IEEE 754, the C99 standard, the Decimal IBM standard and Java all support/specify a 'remainder-near' operation. Apart from being standard, this has a number of useful applications:

1. Argument reduction in numerical algorithms: it's common to want to reduce to a range [-modulus/2, modulus/2] rather than [0, modulus).
2. Particular case of the above: reduction of angles to lie in the range [-pi, pi]
3. Rounding a float x to the nearest multiple of y. This is a much-asked StackOverflow question, and the standard answer of y * round(x / y) risks introducing floating-point error and so can give incorrect results in corner cases. With a remainder operation, it's trivial to do this correctly: x - remainder(x, y) gives the closest representable float to the closest integer multiple of y to x.

remainder(x, y) has some nice properties: it's *always* exactly representable (unlike x % y), it satisfies the symmetry remainder(-x, y) == -remainder(x, y), and it's periodic with period 2*y.

I have a patch, and will make a PR shortly.

[serhiy-storchaka]

See also Decimal.remainder_near and _PyLong_DivmodNear.

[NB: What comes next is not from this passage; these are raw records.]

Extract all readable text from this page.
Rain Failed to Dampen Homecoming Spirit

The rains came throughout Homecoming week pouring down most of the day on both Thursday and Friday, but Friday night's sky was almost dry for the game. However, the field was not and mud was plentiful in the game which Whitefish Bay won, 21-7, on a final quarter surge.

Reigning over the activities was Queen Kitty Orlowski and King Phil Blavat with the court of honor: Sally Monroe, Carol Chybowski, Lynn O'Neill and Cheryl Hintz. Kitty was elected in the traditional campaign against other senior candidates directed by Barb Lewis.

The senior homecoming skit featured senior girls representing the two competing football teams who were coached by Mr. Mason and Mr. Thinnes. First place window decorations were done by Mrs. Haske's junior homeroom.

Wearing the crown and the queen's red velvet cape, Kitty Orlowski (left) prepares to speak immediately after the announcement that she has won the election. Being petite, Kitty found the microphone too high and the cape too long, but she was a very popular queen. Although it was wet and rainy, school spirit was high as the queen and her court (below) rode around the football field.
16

Shouldn't the new function be named math.remainder_near?

In many cases the function that returns the nearest integer quotient is useful. See Fraction.__round__, datetime._divide_and_round, _pydecimal._div_nearest, etc.

[mdickinson]

Shouldn't the new function be named math.remainder_near?

Not clear. :-) I'd prefer to keep the name that's consistent with both C and IEEE 754. (We already have plenty of naming differences between Decimal and math; attempting to reconcile them is likely futile.)

FTR:

IEEE 754: remainder
C99: remainder
IBM Decimal spec: remainder-near
Java: IEEEremainder
.NET: IEEERemainder

[mdickinson]

In many cases the function that returns the nearest integer quotient is useful.

Agreed, but I'd like to keep the scope of this issue small for now: we're simply wrapping / implementing another C99 math.h function.

[mdickinson]

FTR, I don't have strong opinions on the name: I could be persuaded by any of remainder, remainder_near or ieee_remainder. I find ieee_remainder somewhat more informative than remainder_near.

[rhettinger]

I'd prefer to keep the name that's consistent with both C and IEEE 754.

+1

Also, the decimal module names are a poor guide. Its usability has been impaired by opaque naming (i.e. needing to use quantize() when you want to round to a fixed number of places).

[mdickinson]

New changeset a0ce375 by Mark Dickinson in branch 'master':
bpo-29962: add math.remainder (#950)
a0ce375